There is one camp that feels that all clavicle fractures should have ORIF (open reduction and internal fixation) with a contoured clavicle plate. Supposedly, this brings the clavicle out to length and restores the overall biomechanics of the bone. This group of orthopedic surgeons feels that, since the clavicle is the only bony attachment of the upper extremity to the axial skeleton (the spine), that it is very important to restore the length and mechanics.
However, surgery on the clavicle carries some pretty significant risks. The great vessels are just under the collar bone, and are at risk with any surgery in that area. Of course, injury to the aorta, pulmonary vessels, etc could lead to catastrophic bleeding. Also, the plates used to fix the clavicle are usually very proud and cause the patient problems. So, almost always, the plate has to be removed once the bone is healed, which is another surgical procedure.
But, the other camp on this subject feels that the majority of clavicle fractures do not need surgery and that operating on the majority of clavicle fracture is unnecessary surgery.
They feel that the clavicle almost universally heals with abundant callus. They feel that the bump of callus formation almost never bothers patients, and that since the shoulder has such mobility, that it is not necessary for the clavicle to be brought exactly back out to length. That the small change in length does not affect the biomechanics enough to warrant risky surgery.
So, again, the treatment of midshaft clavicle fractures is controversial.
Thus, each fracture and patient has to be taken on a case by case basis. If the ends of the bone are tenting the skin, there is a great amount of angulation at the fracture site, or there is soft tissue interposed in between the ends of the bones, then surgery is usually recommended.

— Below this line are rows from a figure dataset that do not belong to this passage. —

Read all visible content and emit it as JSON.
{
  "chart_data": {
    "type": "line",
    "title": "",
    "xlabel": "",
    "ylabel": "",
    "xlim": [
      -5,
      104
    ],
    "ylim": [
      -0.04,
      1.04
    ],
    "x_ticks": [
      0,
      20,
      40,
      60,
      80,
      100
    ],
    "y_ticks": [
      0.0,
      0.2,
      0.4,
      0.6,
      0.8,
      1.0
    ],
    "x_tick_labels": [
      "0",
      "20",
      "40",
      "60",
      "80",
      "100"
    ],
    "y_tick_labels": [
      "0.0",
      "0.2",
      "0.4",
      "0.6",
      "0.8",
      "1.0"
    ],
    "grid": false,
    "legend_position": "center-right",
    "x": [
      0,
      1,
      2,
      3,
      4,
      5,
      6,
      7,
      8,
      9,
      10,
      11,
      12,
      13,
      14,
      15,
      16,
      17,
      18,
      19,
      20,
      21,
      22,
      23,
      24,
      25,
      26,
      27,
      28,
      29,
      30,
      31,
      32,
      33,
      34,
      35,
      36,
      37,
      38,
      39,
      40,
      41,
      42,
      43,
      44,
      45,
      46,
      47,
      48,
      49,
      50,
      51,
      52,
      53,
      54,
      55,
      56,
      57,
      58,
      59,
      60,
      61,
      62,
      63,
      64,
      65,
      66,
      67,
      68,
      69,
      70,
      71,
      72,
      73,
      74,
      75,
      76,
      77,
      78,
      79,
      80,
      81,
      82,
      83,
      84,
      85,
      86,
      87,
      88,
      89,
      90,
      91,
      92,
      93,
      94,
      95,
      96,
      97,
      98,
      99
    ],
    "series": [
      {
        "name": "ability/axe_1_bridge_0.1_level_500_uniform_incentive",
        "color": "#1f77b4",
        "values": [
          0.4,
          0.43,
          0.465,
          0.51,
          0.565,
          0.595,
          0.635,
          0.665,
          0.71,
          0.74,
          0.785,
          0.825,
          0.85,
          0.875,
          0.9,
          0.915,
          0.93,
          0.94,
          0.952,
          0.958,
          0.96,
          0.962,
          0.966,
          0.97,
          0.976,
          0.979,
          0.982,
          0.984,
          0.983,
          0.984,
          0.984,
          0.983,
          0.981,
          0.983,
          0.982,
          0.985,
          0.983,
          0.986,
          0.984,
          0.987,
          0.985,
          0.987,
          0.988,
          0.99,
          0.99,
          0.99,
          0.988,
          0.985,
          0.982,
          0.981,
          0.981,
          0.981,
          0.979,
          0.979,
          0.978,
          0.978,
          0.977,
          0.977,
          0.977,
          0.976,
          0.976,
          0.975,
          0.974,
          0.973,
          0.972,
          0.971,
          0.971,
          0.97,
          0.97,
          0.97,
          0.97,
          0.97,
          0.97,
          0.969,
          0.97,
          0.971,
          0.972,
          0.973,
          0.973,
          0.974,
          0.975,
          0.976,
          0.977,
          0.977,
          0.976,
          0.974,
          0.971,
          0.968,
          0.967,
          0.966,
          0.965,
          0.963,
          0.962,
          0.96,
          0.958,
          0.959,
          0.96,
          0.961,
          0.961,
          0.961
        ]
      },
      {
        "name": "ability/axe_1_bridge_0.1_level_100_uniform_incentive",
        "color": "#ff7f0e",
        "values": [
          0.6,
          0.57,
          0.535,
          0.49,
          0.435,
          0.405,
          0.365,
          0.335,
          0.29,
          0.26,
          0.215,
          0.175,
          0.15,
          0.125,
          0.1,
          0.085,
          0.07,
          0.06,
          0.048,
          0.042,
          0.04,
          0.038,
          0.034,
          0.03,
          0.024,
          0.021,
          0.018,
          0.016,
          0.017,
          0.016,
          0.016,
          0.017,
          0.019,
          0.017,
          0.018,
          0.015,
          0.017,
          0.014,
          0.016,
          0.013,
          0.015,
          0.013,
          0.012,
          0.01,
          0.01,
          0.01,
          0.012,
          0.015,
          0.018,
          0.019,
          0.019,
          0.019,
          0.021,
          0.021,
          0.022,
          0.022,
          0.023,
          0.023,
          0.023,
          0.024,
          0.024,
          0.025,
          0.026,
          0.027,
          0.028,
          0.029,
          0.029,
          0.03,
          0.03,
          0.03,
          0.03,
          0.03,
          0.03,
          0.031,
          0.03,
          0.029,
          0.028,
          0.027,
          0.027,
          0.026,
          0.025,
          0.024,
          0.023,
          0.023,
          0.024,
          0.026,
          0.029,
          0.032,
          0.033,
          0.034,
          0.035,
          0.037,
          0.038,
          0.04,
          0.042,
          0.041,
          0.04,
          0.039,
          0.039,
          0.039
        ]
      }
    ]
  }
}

If the patient is in an occupation where he/she will need to wear load bearing equipement or ruck sacs (military, fire fighter, etc), then surgery may be the best way to go.
Of course, the patient has to understand the risks surrounding surgery.
But, if the patient does not have a lot of physical demands, then just letting the fracture heal on its own is the most common method of treatment. The patient may end up with a lump at the fracture site, but, it usually does not cause any problems.
So, you need to discuss your case with your surgeon. You have to look at your situation, and then pick the best treatment option for you.